The whole show is dependent on the elementary forces and particles being born out of the cosmic soup in just the right configurations. (Very well built, this universe. And without nails.) Perhaps we should pay more respect to the so-called “material” world, the stuff out of which our bodies are made. We might try chanting the table of basic elements: “Hydrogen, helium, lithium, berillium, boron, carbon.” It’s almost mantra quality, with all those –ens and –ums and –ons.

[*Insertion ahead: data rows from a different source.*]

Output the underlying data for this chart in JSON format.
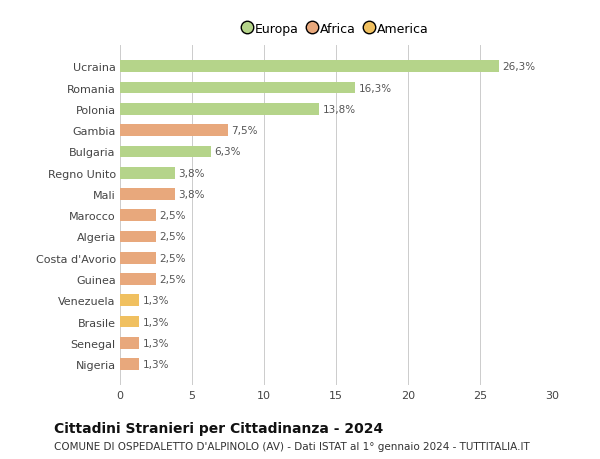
{
  "categories": [
    "Nigeria",
    "Senegal",
    "Brasile",
    "Venezuela",
    "Guinea",
    "Costa d'Avorio",
    "Algeria",
    "Marocco",
    "Mali",
    "Regno Unito",
    "Bulgaria",
    "Gambia",
    "Polonia",
    "Romania",
    "Ucraina"
  ],
  "values": [
    1.3,
    1.3,
    1.3,
    1.3,
    2.5,
    2.5,
    2.5,
    2.5,
    3.8,
    3.8,
    6.3,
    7.5,
    13.8,
    16.3,
    26.3
  ],
  "colors": [
    "#e8a87c",
    "#e8a87c",
    "#f0c060",
    "#f0c060",
    "#e8a87c",
    "#e8a87c",
    "#e8a87c",
    "#e8a87c",
    "#e8a87c",
    "#b5d48a",
    "#b5d48a",
    "#e8a87c",
    "#b5d48a",
    "#b5d48a",
    "#b5d48a"
  ],
  "legend": [
    {
      "label": "Europa",
      "color": "#b5d48a"
    },
    {
      "label": "Africa",
      "color": "#e8a87c"
    },
    {
      "label": "America",
      "color": "#f0c060"
    }
  ],
  "title": "Cittadini Stranieri per Cittadinanza - 2024",
  "subtitle": "COMUNE DI OSPEDALETTO D'ALPINOLO (AV) - Dati ISTAT al 1° gennaio 2024 - TUTTITALIA.IT",
  "xlim": [
    0,
    30
  ],
  "xticks": [
    0,
    5,
    10,
    15,
    20,
    25,
    30
  ],
  "bar_height": 0.55,
  "bg_color": "#ffffff",
  "grid_color": "#cccccc",
  "label_color": "#444444",
  "value_label_color": "#555555",
  "title_fontsize": 10,
  "subtitle_fontsize": 7.5,
  "tick_fontsize": 8,
  "bar_label_fontsize": 7.5
}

The story can go on and on, because it does go on and on, “this existing, that arises.” Of course, what is behind all phenomena remains a mystery, and the first cause stays well hidden. The Buddha did not speculate about the very beginning, and he said that our karma was an “imponderable,” too dense to completely unravel.
Even though it may be impossible to separate out the details, I find it liberating to reflect on the enormous number and complexity of events leading up to this moment of my experience. For me, the reflection becomes a skillful means, diminishing my self-fixation and revealing that all phenomena are conditioned and co-arising. With the help of modern scientific knowledge, I see that the stream of karma is deep and long and wide, and that it swells with the tributaries of physics, chemistry, cosmology, biology and history all mixing into the flow. When I consider all of the converging events that led to this moment, I realize that I don’t create my experience. Instead, I receive it, preassembled by all that came before.
It seems that the only choice I may have is how I react to what happens, or whether I react at all. In meditation, I find that I seem to have some degree of control over mindfulness and this unique human ability—discovered by the Buddha—to override, at least to some extent, the awesome force of karma. So, for whatever freedom and ease I may find in this life, I bow down in gratitude to the Buddha. I also give a nod to the great imponderable stream of causes and conditions that brought me to be acquainted with his genius—and to be writing these words that you are reading now.